The provincial LNG tax would result in an additional $208 million in revenue for B.C., and increased drilling activity would result in an additional $686 million in royalty payments to the province over the lifetime of the projects. Between 2016 and 2045, the report suggests, an LNG industry in B.C. would boost average annual revenues for the provincial and federal governments by $3 and $3.2 billion, respectively.

This report was funded by Progress Energy Canada Ltd. and is available from the Conference Board's e-library.

“I think this report is more along the lines of pointing to the opportunity that is out there for the industry and for the people of Canada and British Columbia if we can proceed with projects,”Coad said, adding the intended audience of the report is firstly the general public, but more specifically government and corporate decision-makers on LNG. He noted the report’s projections factor in the current state of the energy sector.

“We think it is an achievable level, even in today’s environment. In terms of the economic analysis we did, we used the current public estimates for the cost of projects. On the upstream supply side, we used the [Petroleum Services Association of Canada] numbers for drilling costs, and we used our own long-term natural gas price forecast, which is at today’s level…. We used what we thought was a realistic, conservative set of numbers.”

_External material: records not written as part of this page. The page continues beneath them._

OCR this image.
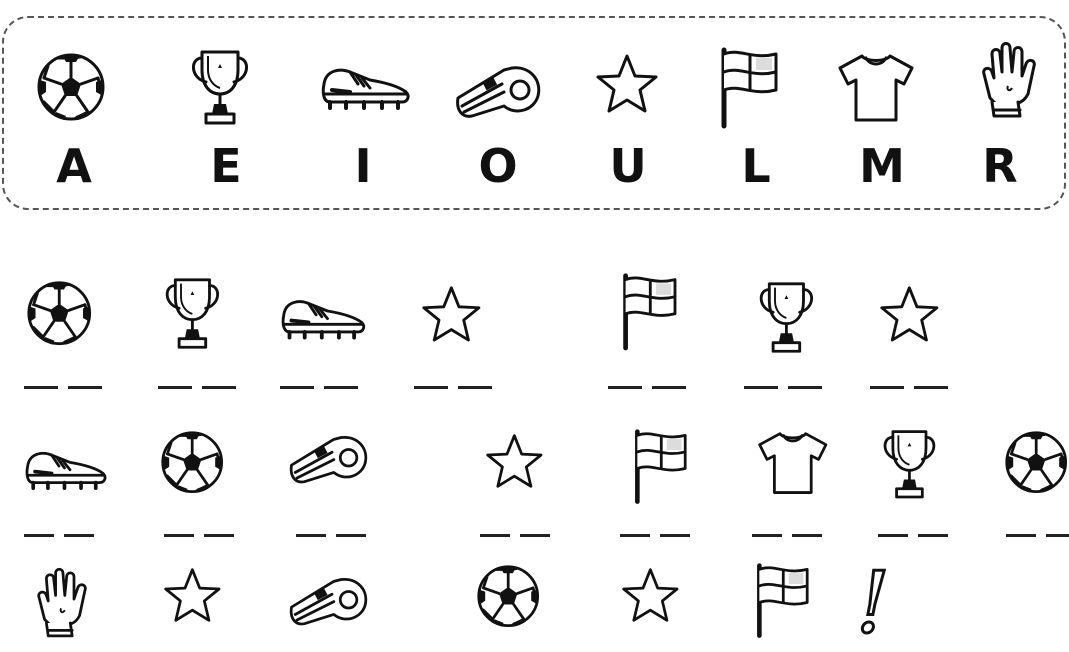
A	E	I	O U	L	M R
!
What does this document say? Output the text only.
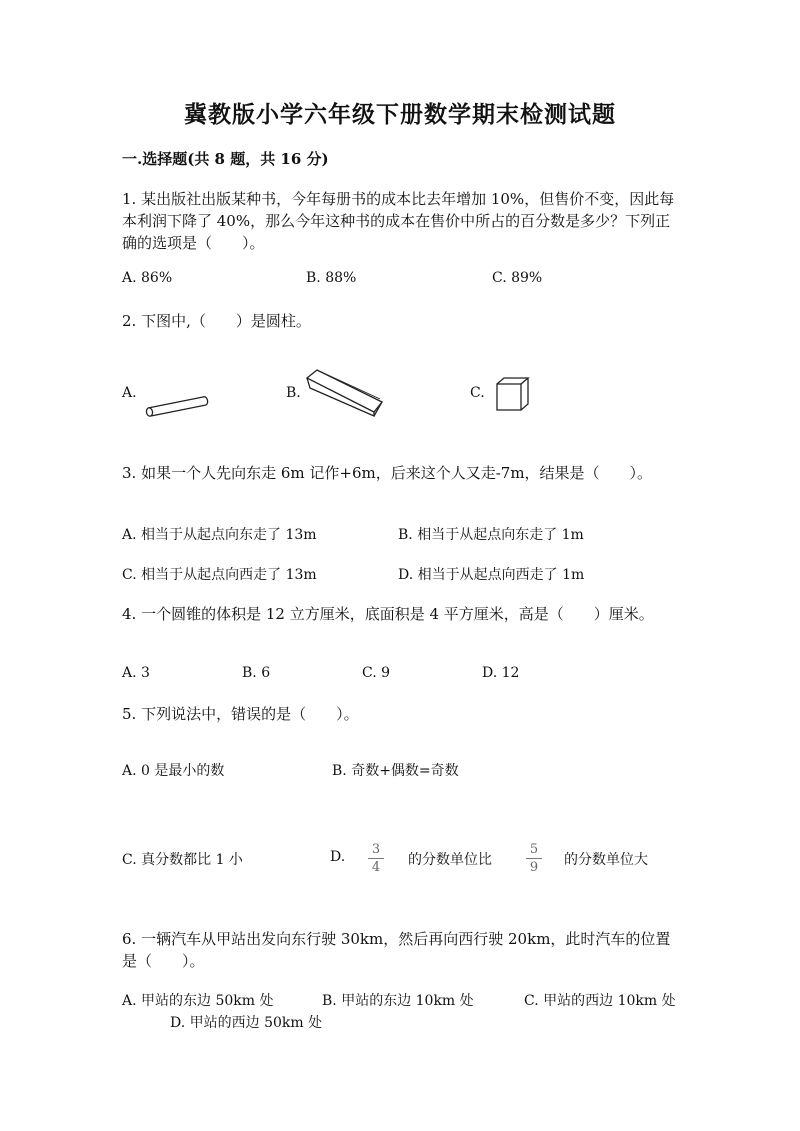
冀教版小学六年级下册数学期末检测试题
一.选择题(共 8 题，共 16 分)
1. 某出版社出版某种书，今年每册书的成本比去年增加 10%，但售价不变，因此每本利润下降了 40%，那么今年这种书的成本在售价中所占的百分数是多少？下列正确的选项是（　　）。
A. 86%	B. 88%	C. 89%
2. 下图中,（　　）是圆柱。
A.	B.	C.
3. 如果一个人先向东走 6m 记作+6m，后来这个人又走-7m，结果是（　　）。
A. 相当于从起点向东走了 13m	B. 相当于从起点向东走了 1m
C. 相当于从起点向西走了 13m	D. 相当于从起点向西走了 1m
4. 一个圆锥的体积是 12 立方厘米，底面积是 4 平方厘米，高是（　　）厘米。
A. 3	B. 6	C. 9	D. 12
5. 下列说法中，错误的是（　　）。
A. 0 是最小的数	B. 奇数+偶数=奇数
C. 真分数都比 1 小	D.	3
4	的分数单位比
5
9	的分数单位大
6. 一辆汽车从甲站出发向东行驶 30km，然后再向西行驶 20km，此时汽车的位置是（　　）。
A. 甲站的东边 50km 处	B. 甲站的东边 10km 处	C. 甲站的西边 10km 处
D. 甲站的西边 50km 处
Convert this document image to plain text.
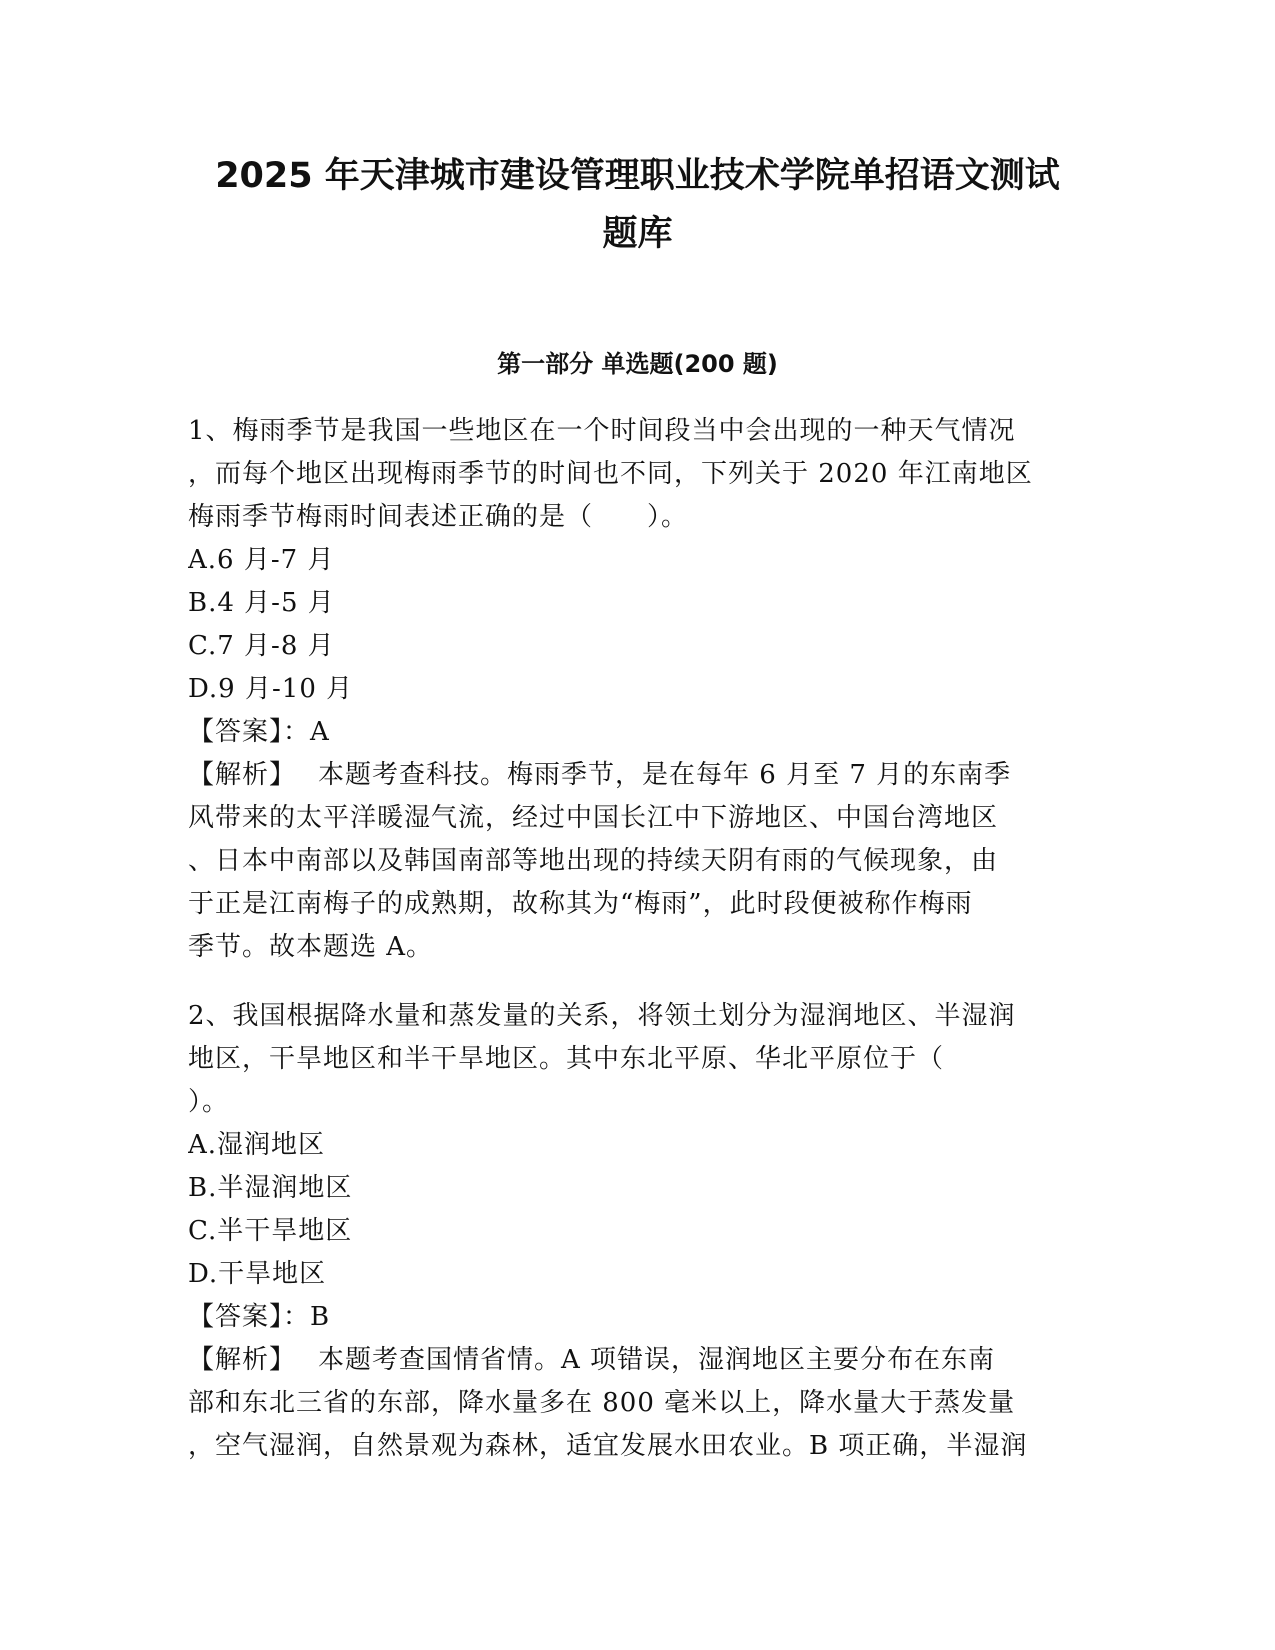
2025 年天津城市建设管理职业技术学院单招语文测试
题库
第一部分 单选题(200 题)
1、梅雨季节是我国一些地区在一个时间段当中会出现的一种天气情况
，而每个地区出现梅雨季节的时间也不同，下列关于 2020 年江南地区
梅雨季节梅雨时间表述正确的是（　　）。
A.6 月-7 月
B.4 月-5 月
C.7 月-8 月
D.9 月-10 月
【答案】：A
【解析】 本题考查科技。梅雨季节，是在每年 6 月至 7 月的东南季
风带来的太平洋暖湿气流，经过中国长江中下游地区、中国台湾地区
、日本中南部以及韩国南部等地出现的持续天阴有雨的气候现象，由
于正是江南梅子的成熟期，故称其为“梅雨”，此时段便被称作梅雨
季节。故本题选 A。
2、我国根据降水量和蒸发量的关系，将领土划分为湿润地区、半湿润
地区，干旱地区和半干旱地区。其中东北平原、华北平原位于（
）。
A.湿润地区
B.半湿润地区
C.半干旱地区
D.干旱地区
【答案】：B
【解析】 本题考查国情省情。A 项错误，湿润地区主要分布在东南
部和东北三省的东部，降水量多在 800 毫米以上，降水量大于蒸发量
，空气湿润，自然景观为森林，适宜发展水田农业。B 项正确，半湿润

With the Asia Pacific region serving as the largest and fastest-growing LNG market in the world, natural gas for the projects would be sourced from B.C.’s Montney tight gas and Horn River shale gas regions.

Developing the province’s LNG industry to the size assumed in the board’s report would result in the production of an additional five bcf per day of natural gas, which is roughly double 2014 production levels and would require an average annual investment of $7 billion per year to develop a 30 mtpa industry.

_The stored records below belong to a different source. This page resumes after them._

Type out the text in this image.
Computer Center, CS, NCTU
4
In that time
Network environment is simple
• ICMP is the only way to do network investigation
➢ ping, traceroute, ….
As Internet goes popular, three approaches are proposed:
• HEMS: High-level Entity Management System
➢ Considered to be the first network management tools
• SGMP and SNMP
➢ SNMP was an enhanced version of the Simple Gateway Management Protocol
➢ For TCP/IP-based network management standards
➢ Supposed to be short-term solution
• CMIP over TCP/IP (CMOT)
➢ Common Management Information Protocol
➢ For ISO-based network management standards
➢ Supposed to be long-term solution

Challenges facing development of an LNG industry as envisioned in the report include the fact that it’s a new industry.

“It is a brand new industry, and so the supply-chain, end-market challenges are there,” Coad said. “The supply chain is not just about developing liquefaction plants, but the related pipelines and the upstream activity — getting all the facilities approved, financed and built.”

The assumed LNG projects are located in small, isolated communities that often lack sufficient populations with necessary skills, said the report. However, Aboriginal residents could help fill these positions. To effectively engage with these communities, governments and industry must develop strategies to mobilize and train these individuals.

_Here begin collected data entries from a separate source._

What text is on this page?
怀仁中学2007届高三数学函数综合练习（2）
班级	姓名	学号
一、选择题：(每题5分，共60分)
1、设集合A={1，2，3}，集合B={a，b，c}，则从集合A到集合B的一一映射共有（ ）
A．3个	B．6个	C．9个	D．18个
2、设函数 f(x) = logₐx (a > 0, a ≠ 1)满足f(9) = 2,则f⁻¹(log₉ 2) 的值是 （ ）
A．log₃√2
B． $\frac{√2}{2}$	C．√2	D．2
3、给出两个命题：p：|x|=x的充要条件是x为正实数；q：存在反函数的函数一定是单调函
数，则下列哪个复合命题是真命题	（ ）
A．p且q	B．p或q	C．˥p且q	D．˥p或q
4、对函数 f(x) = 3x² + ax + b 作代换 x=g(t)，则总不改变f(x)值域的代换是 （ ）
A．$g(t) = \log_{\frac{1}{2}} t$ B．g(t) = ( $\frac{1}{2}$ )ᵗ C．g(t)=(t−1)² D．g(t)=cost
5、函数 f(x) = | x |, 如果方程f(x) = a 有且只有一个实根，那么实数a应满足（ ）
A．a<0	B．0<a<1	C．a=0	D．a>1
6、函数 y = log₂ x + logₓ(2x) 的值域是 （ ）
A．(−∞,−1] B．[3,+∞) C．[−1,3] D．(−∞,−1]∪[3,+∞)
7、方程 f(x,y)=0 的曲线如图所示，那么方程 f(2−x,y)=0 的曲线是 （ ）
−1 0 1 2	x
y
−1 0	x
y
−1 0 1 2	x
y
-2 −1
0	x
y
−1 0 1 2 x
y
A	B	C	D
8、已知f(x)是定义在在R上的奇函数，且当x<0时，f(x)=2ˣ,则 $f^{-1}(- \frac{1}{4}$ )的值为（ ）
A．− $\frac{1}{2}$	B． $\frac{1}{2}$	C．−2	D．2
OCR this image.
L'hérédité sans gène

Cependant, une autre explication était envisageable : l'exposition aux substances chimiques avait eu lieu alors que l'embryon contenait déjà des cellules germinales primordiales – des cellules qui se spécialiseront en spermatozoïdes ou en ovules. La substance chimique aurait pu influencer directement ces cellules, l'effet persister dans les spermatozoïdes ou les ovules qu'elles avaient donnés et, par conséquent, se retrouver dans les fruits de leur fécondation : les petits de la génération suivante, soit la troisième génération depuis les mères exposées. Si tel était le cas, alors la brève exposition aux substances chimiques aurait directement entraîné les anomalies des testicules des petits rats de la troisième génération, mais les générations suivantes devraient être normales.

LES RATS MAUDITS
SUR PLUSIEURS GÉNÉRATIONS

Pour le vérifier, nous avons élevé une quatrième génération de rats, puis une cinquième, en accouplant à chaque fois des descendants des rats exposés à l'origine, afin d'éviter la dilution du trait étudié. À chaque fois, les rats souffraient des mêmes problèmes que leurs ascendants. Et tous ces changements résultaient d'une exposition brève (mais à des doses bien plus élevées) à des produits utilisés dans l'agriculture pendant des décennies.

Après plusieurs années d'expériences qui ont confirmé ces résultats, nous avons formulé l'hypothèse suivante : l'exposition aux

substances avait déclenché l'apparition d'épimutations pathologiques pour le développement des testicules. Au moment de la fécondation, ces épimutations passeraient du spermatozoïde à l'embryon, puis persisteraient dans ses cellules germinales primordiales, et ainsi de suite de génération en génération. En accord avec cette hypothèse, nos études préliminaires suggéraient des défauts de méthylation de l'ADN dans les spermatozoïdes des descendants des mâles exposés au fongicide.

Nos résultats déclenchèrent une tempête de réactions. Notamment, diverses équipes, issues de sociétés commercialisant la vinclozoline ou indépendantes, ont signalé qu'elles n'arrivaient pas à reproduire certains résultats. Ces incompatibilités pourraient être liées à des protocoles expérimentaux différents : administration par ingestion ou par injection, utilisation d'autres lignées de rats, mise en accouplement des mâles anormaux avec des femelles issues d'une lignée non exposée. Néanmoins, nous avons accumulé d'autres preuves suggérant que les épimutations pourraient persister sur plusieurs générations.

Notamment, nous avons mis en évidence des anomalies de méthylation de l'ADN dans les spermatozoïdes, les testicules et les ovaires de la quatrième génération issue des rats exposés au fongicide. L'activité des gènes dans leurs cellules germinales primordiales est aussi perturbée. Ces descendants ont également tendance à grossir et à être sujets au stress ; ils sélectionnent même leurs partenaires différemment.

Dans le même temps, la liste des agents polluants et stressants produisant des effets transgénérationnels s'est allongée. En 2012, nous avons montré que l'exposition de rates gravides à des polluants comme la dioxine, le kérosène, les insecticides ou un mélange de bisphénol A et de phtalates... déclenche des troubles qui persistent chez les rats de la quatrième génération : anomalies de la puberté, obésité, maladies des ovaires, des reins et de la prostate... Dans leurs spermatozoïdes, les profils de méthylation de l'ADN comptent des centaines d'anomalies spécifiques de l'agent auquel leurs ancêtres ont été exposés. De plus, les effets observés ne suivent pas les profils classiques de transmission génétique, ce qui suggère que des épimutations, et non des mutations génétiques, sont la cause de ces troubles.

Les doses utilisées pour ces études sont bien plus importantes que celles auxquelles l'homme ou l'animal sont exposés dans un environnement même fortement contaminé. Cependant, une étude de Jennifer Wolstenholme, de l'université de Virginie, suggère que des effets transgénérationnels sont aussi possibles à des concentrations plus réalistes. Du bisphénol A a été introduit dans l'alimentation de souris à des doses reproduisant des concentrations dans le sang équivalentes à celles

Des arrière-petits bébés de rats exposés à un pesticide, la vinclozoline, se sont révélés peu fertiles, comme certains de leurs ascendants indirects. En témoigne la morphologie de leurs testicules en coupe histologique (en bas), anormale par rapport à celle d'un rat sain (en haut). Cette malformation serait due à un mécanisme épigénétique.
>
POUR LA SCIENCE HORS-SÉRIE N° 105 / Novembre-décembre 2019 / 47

Given the vast natural gas resources in northeastern B.C., the initial LNG capacity of 30 mtpa could be expanded to produce more LNG for the market, if market and regulatory conditions were favourable, according to the report.

Coad said: “Although the current downturn in crude oil prices has cast a shadow over LNG markets, developing B.C.’s LNG industry would open up new markets for Canada’s natural gas and generate economic benefits and employment opportunities that would not otherwise exist.”